Was bedeutet die Insolvenz in Eigenverwaltung für Arbeitnehmer & Gläubiger?

Grundsätzlich ist die Eigenverwaltung einer Insolvenz unter bestimmten Voraussetzungen möglich (z. B. Antragstellung).
Grundsätzlich ist die Eigenverwaltung einer Insolvenz unter bestimmten Voraussetzungen möglich (z. B. Antragstellung).

Sie sind Arbeitnehmer und Ihr Unternehmen plant eine Insolvenz in Eigenverwaltung? Die Gehälter der Mitarbeiter müssen in dieser Phase trotzdem bezahlt werden. Oft ist die Firma dazu aber gar nicht mehr in der Lage. In diesem Fall springt die Agentur für Arbeit ein. Sie zahlt sogenanntes Insolvenzgeld. Damit erhalten Sie noch ausstehenden Lohn der letzten drei Monate vor Insolvenzeröffnung.
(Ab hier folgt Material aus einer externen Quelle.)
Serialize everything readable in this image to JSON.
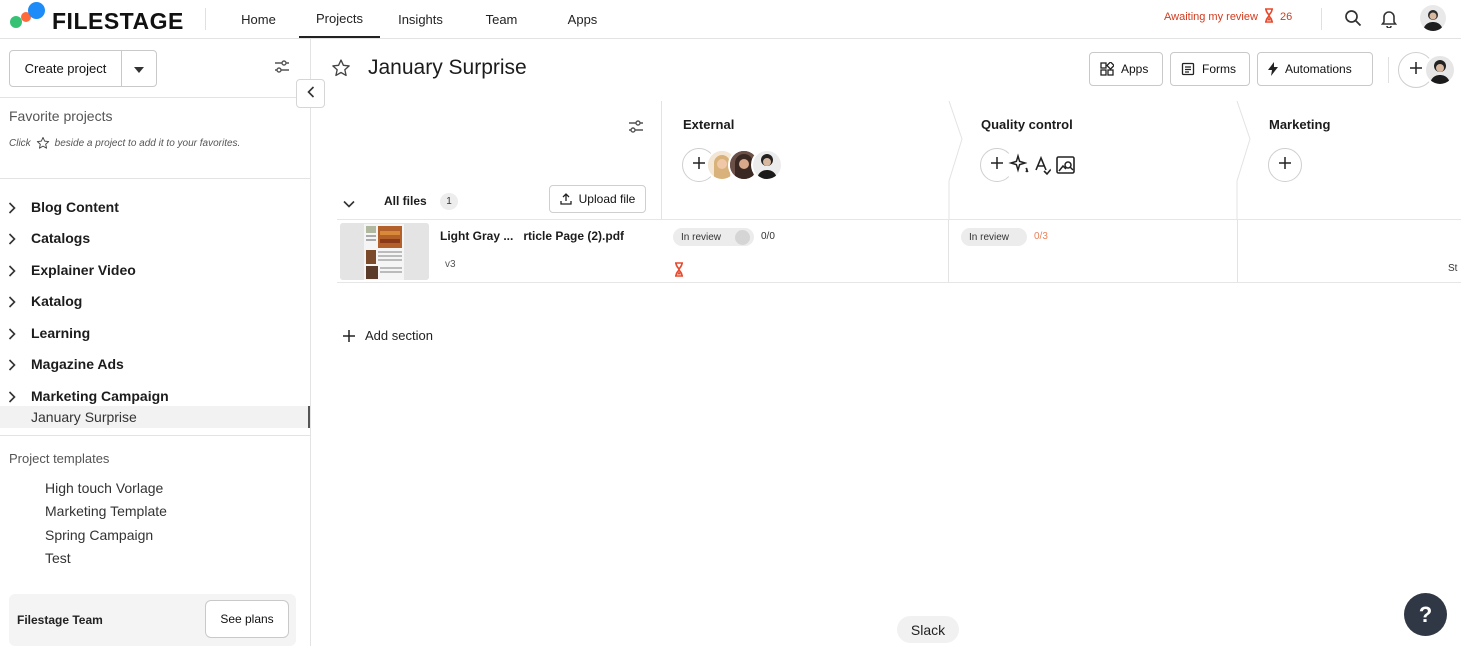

Hierbei müssen Arbeitnehmer aber selbst tätig werden und das Insolvenzgeld bei der Arbeitsagentur beantragen. Dies muss innerhalb von zwei Monaten ab Insolvenzeröffnung geschehen. Dazu benötigen Sie unter anderem die Insolvenzgeldbescheinigung von Ihrem Arbeitgeber oder Insolvenzverwalter.

Die Gläubiger selbst bleiben auf dem Laufenden. Sie müssen ihre Forderung rechtzeitig, das heißt, innerhalb von drei Monaten nach Eröffnung der Insolvenz, anmelden. Außerdem haben sie einen gewissen Einfluss auf das Verfahren. Sie können beispielsweise den Insolvenzplan ablehnen.

Läuft das Insolvenzverfahren in Eigenverwaltung, muss jede Forderungsanmeldung der Gläubiger verzeichnet werden. Der Sachverwalter prüft die Verteilungsverzeichnisse und kann ggf. schriftlich Einwendungen erheben (gem. § 283 Abs. 2 InsO).